Kommentar von Petra Schellen

Am 11. März 1874 begannen die rassistischen „Völkerschauen“ im Hamburger Zoo Hagenbeck. Bis heute verweigert der Tierpark die Aufarbeitung.

Stehen noch immer unkommentiert da: „Wilden“-Skulpturen auf dem alten Eingangstor von Hagenbecks Tierpark Foto: Angelika Warmuth/dpa

B ilder offenbaren Haltung. Sie führen Stereotype fort, wenn man sie nur prominent genug präsentiert. Deshalb ist es keine lässliche Sünde, dass die „Wilden“-Skulpturen – ein „Indianer“ und ein „Nubier“ auf dem alten Eingangstor von Hagenbecks Tierpark – immer noch unkommentiert neben Elefantenköpfen stehen. Mehr noch: Der „Indianer“ mit „Winnetou“-Kopfschmuck wedelt mit einem Gewehr wie ein Kind, dem man dringend das gefährliche Spielzeug abnehmen muss. Sein Gebaren erinnert an schlechte Western, in denen „Rothäute“ von überlegenen Weißen erlegt werden.

In der Realität des späten 19. und frühen 20. Jahrhunderts erledigten das die Kolonialherrn, und die „Wilden“ bei Hagenbeck stehen für all jene Menschen, die man ihres Landes und ihrer Arbeitskraft beraubte. Und auch wenn Carl Hagenbeck kein Kolonialherr war, lieferte er durch seine „Völkerschauen“, die er vor 150 Jahren – am 11. März 1874 – begann, den ideologischen Unterbau. „Neben dem Grusel des vermeintlich ‚Unzivilisierten‘ holten sich die Hamburgerinnen und Hamburger … zugleich die Bestätigung der eigenen zivilisatorischen Überlegenheit. Im Zeitalter des Kolonialismus rechtfertigte dies Invasionen fremder Regionen“, sagt Historiker Jürgen Zimmerer, Chef der Forschungsstelle „Hamburgs (post-)koloniales Erbe“.

In der Tat mussten sich die Menschen in den „Völkerschauen“ in primitiv inszeniertem Ambiente bei „ursprünglichen“ Tätigkeiten präsentieren.
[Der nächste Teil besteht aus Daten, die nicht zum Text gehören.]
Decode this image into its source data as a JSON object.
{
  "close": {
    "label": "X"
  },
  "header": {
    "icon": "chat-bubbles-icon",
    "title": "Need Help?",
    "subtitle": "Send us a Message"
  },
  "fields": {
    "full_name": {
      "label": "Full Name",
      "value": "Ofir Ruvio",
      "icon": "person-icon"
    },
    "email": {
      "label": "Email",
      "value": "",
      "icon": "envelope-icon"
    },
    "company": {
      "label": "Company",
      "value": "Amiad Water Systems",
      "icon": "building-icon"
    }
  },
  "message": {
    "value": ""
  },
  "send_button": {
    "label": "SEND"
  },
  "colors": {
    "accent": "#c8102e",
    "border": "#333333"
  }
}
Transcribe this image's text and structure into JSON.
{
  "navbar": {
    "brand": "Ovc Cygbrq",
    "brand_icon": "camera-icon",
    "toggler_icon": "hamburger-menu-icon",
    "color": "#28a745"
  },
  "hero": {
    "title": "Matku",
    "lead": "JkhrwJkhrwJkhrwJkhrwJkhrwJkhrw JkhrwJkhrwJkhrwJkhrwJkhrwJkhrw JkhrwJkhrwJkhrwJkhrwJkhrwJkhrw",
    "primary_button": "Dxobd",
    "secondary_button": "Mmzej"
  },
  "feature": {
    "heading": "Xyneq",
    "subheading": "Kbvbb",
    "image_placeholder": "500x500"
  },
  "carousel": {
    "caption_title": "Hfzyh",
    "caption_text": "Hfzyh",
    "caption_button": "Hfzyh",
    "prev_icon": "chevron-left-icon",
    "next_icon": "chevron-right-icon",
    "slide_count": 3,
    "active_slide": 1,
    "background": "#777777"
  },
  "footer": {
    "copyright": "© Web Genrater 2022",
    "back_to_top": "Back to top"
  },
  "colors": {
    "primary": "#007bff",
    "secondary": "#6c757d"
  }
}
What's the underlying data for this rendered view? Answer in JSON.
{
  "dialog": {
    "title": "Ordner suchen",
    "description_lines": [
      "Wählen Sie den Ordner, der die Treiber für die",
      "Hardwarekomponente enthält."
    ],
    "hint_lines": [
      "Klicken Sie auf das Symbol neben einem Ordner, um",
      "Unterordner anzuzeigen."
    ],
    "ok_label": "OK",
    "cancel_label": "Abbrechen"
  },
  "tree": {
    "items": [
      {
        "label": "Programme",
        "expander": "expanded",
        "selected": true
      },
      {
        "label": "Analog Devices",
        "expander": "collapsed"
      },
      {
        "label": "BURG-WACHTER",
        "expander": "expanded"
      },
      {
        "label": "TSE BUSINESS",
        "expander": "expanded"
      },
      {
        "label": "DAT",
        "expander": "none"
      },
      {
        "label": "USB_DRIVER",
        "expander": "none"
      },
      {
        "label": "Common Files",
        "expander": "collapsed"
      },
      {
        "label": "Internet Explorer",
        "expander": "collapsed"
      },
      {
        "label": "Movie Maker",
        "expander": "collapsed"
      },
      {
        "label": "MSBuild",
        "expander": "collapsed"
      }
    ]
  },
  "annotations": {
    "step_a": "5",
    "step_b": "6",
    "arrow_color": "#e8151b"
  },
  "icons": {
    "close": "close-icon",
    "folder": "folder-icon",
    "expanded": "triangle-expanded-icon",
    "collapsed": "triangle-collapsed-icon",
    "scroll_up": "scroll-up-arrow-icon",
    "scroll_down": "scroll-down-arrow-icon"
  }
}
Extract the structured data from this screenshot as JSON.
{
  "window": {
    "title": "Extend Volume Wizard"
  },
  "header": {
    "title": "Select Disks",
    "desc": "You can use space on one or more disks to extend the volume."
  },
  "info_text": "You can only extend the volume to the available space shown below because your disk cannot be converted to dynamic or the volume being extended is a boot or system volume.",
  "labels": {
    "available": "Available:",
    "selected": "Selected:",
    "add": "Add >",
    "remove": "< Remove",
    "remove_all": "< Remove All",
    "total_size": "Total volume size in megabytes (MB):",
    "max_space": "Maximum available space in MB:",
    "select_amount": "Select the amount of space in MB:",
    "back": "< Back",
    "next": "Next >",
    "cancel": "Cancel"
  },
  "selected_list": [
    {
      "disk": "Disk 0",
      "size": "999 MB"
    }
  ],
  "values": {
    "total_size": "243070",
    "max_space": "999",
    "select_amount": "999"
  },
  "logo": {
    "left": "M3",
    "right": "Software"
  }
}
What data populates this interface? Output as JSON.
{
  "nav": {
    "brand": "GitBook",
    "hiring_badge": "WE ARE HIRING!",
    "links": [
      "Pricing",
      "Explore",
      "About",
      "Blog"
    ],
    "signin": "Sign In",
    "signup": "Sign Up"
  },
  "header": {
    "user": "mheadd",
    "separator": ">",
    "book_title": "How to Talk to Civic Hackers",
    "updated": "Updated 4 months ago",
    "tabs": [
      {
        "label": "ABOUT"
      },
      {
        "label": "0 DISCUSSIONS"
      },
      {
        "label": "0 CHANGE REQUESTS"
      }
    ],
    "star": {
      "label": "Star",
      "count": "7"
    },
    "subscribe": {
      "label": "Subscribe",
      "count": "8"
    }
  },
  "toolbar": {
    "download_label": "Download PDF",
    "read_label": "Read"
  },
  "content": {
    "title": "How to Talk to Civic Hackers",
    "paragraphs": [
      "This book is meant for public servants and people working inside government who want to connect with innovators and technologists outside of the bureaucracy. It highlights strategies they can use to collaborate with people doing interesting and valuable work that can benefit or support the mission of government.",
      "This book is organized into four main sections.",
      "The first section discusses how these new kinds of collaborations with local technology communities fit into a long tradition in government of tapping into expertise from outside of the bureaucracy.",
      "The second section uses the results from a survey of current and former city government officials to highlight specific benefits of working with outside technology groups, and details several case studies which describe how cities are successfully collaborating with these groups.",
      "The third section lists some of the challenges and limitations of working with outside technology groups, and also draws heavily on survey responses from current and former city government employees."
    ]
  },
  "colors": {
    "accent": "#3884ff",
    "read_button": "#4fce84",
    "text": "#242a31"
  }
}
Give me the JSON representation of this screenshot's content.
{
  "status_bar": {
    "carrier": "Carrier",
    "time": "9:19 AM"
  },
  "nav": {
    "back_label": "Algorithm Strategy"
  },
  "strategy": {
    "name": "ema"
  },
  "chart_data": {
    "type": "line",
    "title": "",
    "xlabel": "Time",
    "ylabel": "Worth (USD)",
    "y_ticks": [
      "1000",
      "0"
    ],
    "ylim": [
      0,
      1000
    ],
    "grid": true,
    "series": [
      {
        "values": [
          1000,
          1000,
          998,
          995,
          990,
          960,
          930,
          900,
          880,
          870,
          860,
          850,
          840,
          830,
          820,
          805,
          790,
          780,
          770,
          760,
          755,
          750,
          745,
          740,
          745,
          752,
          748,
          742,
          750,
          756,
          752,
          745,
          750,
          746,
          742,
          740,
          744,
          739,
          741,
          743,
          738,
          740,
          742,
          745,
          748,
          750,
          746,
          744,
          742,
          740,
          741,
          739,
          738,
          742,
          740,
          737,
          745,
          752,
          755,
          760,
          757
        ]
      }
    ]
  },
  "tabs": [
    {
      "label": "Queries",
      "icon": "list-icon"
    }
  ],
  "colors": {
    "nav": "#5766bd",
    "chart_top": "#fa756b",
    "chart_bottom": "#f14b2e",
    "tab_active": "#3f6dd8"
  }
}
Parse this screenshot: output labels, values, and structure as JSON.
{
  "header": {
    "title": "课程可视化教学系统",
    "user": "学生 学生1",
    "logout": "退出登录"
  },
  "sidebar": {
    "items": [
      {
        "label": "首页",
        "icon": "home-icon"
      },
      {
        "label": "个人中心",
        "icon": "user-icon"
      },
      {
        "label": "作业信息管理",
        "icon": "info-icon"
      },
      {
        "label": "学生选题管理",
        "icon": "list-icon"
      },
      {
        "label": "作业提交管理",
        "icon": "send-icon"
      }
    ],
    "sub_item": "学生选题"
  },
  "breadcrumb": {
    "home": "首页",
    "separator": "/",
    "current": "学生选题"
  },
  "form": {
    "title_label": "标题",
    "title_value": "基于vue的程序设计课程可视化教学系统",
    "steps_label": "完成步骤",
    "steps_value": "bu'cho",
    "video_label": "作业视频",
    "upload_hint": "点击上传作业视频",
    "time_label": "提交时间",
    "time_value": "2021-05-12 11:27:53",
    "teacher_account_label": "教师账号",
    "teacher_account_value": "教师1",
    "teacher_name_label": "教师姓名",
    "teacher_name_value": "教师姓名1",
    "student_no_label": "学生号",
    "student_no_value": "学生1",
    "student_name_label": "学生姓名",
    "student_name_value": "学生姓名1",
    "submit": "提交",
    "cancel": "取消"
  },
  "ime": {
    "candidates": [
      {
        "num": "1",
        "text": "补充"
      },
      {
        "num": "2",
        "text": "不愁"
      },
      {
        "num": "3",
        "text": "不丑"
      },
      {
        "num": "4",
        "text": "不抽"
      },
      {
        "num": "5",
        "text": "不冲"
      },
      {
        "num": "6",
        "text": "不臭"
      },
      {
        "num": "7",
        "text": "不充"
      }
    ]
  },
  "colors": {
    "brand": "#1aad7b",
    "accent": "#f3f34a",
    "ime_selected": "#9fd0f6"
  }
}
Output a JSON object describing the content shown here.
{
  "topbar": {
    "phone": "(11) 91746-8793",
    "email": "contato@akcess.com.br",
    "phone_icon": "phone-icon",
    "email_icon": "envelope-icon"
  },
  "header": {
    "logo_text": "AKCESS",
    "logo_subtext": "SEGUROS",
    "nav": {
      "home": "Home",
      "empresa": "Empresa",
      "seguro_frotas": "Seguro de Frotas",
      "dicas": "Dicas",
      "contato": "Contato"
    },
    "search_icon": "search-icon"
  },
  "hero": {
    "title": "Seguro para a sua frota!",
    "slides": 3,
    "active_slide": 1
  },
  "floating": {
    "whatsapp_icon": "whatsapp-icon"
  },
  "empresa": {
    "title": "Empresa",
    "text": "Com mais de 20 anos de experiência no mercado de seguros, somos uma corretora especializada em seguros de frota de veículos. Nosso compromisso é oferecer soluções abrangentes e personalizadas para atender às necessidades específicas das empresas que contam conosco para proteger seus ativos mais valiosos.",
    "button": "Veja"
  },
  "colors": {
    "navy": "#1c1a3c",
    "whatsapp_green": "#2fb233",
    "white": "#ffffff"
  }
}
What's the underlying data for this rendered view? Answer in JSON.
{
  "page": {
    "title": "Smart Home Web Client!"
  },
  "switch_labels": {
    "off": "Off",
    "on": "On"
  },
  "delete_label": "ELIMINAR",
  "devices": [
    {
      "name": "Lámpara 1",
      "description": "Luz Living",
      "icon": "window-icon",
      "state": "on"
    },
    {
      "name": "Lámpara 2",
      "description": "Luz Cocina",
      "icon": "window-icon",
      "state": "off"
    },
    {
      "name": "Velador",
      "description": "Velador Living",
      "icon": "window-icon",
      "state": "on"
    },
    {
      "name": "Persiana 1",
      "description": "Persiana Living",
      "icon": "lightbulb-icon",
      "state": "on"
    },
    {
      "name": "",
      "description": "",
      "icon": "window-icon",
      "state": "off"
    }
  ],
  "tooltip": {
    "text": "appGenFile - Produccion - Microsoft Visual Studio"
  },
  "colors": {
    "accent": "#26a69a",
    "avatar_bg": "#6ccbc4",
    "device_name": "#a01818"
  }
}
Und obwohl Hagenbeck behauptete, er wolle über fremde Kulturen „informieren“, ging es in Wahrheit um den Kick des Exotischen, auch Freizügigen – offen ihre Kinder säugende oder nackt tanzende Menschen –, mit dem er ein Millionenpublikum erreichte.

Hagenbeck verweigert Aufarbeitung

Warum die zur Schau Gestellten – großteils – freiwillig kamen, ist ungenau überliefert. Die Sami, die erste Gruppe, die Hagenbeck zeigte, kamen teils aus finanzieller Not, teils war ihnen nicht bewusst, welch erniedrigende Tätigkeiten sie erwarteten. Aber Urenkel Claus Hagenbeck verweigert bis heute die Aufarbeitung, gibt keine Interviews und lässt Historiker nicht ins Firmenarchiv.

Allerdings soll Hagenbeck dem NDR-Magazin „Panorama“ zufolge 2020 in einer Dokumentation gesagt haben: „Völkerschauen waren ja eine Kunstform. Es wurden ja nicht Sklaven hier nach Europa geholt, sondern es waren Gaukler, die in ihrem Heimatland gegaukelt haben.“ Und auf Hagenbecks Homepage steht: „Während heute kaum noch vorstellbarer sogenannter ‚Völkerschauen‘ wurden Menschen indigener Volksstämme auch nach Deutschland gebracht und zur Schau gestellt. Auch Carl Hagenbeck organisierte Völkerschauen in ganz Europa, er engagierte Nubier, Inuit, Massai, Singhalesen und Angehörige vieler anderer Völker.“

Das klingt geschäftsmäßig, doch 1908 schrieb Carl Hagenbeck etwa über die Sami: „Schön konnte man unsere Gäste gerade nicht nennen. Ihre Hautfarbe ist ein schmutziges Gelb, der runde Schädel ist mit straffem, schwarzen Haar bewachsen, die Augen stehen ein wenig schief, die Nase ist klein und platt.“ Dies war, der damaligen Rassentheorie zufolge, Beleg einer unterentwickelten Kultur. Für all das ist die heutige Hagenbeck-Generation nicht verantwortlich. Wohl aber für Entschuldigung und Aufarbeitung. Dass beides noch nach 150 Jahren unterbleibt, ist unwürdig und inakzeptabel.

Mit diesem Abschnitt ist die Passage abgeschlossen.